L’un des premiers sports à figurer au programme paralympique, l´escrime en fauteuil roulant a été présente pour la première fois aux Jeux de Stoke Mandeville, en Angleterre, en 1953, disputée par les ex-combattants. Les premiers pays à développer la modalité ont été justement ceux qui avaient une tradition en escrime mondiale : l’Angleterre, la France et l´Italie.

Lors de son introduction aux Jeux paralympiques de 1960 à Rome, le programme proposé ne comptait que des épreuves de sabre, dont le règlement s’appuyait sur celui de la Fédération internationale d’escrime (FIE). Quatre ans plus tard seulement, à Tokyo, deux autres disciplines, le fleuret et l’épée, ont été introduites.

Seules les personnes ayant un handicap moteur peuvent disputer l’escrime en fauteuil roulant. Il s’agit le plus souvent d’amputations, de paraplégies, de malformations congénitales et d’accidents vasculaires. Les classes sont divisées selon l’équilibre de chaque athlète sur son fauteuil roulant et la condition du bras maniant l´arme.

À la différence de l’escrime olympique, les fauteuils des athlètes sont fixés au sol par des dispositifs spéciaux, ce qui limite l’espace de jeu et permet aux athlètes de jouer sans que le fauteuil ne se déplace. Si l’un des escrimeurs déplace son fauteuil, le combat est interrompu.

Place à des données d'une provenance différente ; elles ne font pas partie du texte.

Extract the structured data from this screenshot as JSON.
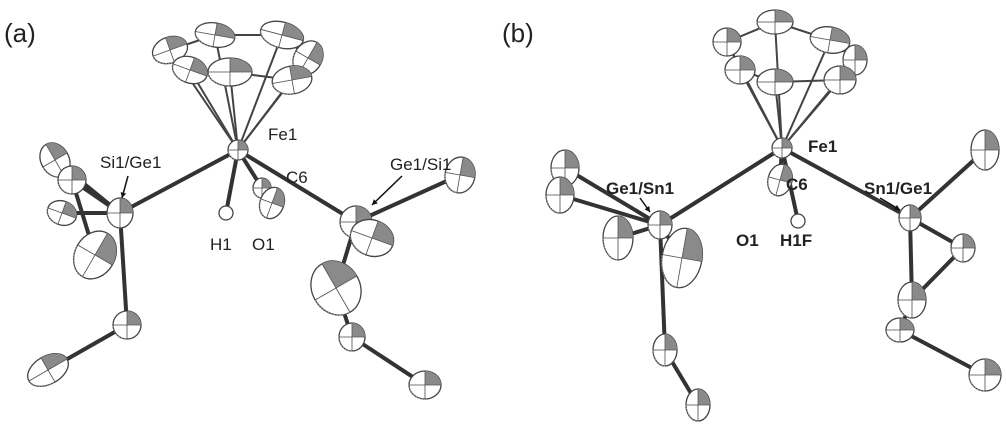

Les équipements obligatoires de la modalité sont : le masque, la veste et les gants protecteurs. Dans les assauts au fleuret, les roues du fauteuil sont protégées. À l’épée, une couverture métallique protège les jambes de l’athlète et les roues du fauteuil.

Les pistes de compétition font 4 mètres de long sur 1,5 m de large. À l’aide de capteurs spéciaux, les escrimeurs sont connectés à un système de comptage électronique indiquant la validité d’une touche, puis il appartient à l’arbitre de définir si la touche comptera ou non comme point, ainsi que pour quel athlète en cas de touche double.

À chacune des armes utilisées correspond une zone rapportant des points : au fleuret, elle se restreint au tronc, hormis les bras et la tête ; tandis qu’à l’épée, les touches réalisées au-dessus de la ligne de la ceinture sont comptabilisées, y compris les bras et le masque. Au sabre, il est permis de toucher avec n’importe quelle partie de la lame (pointe, tranchant et faux tranchant), et la zone admise comprend toute la surface au-dessus de la taille, y compris les bras et le masque.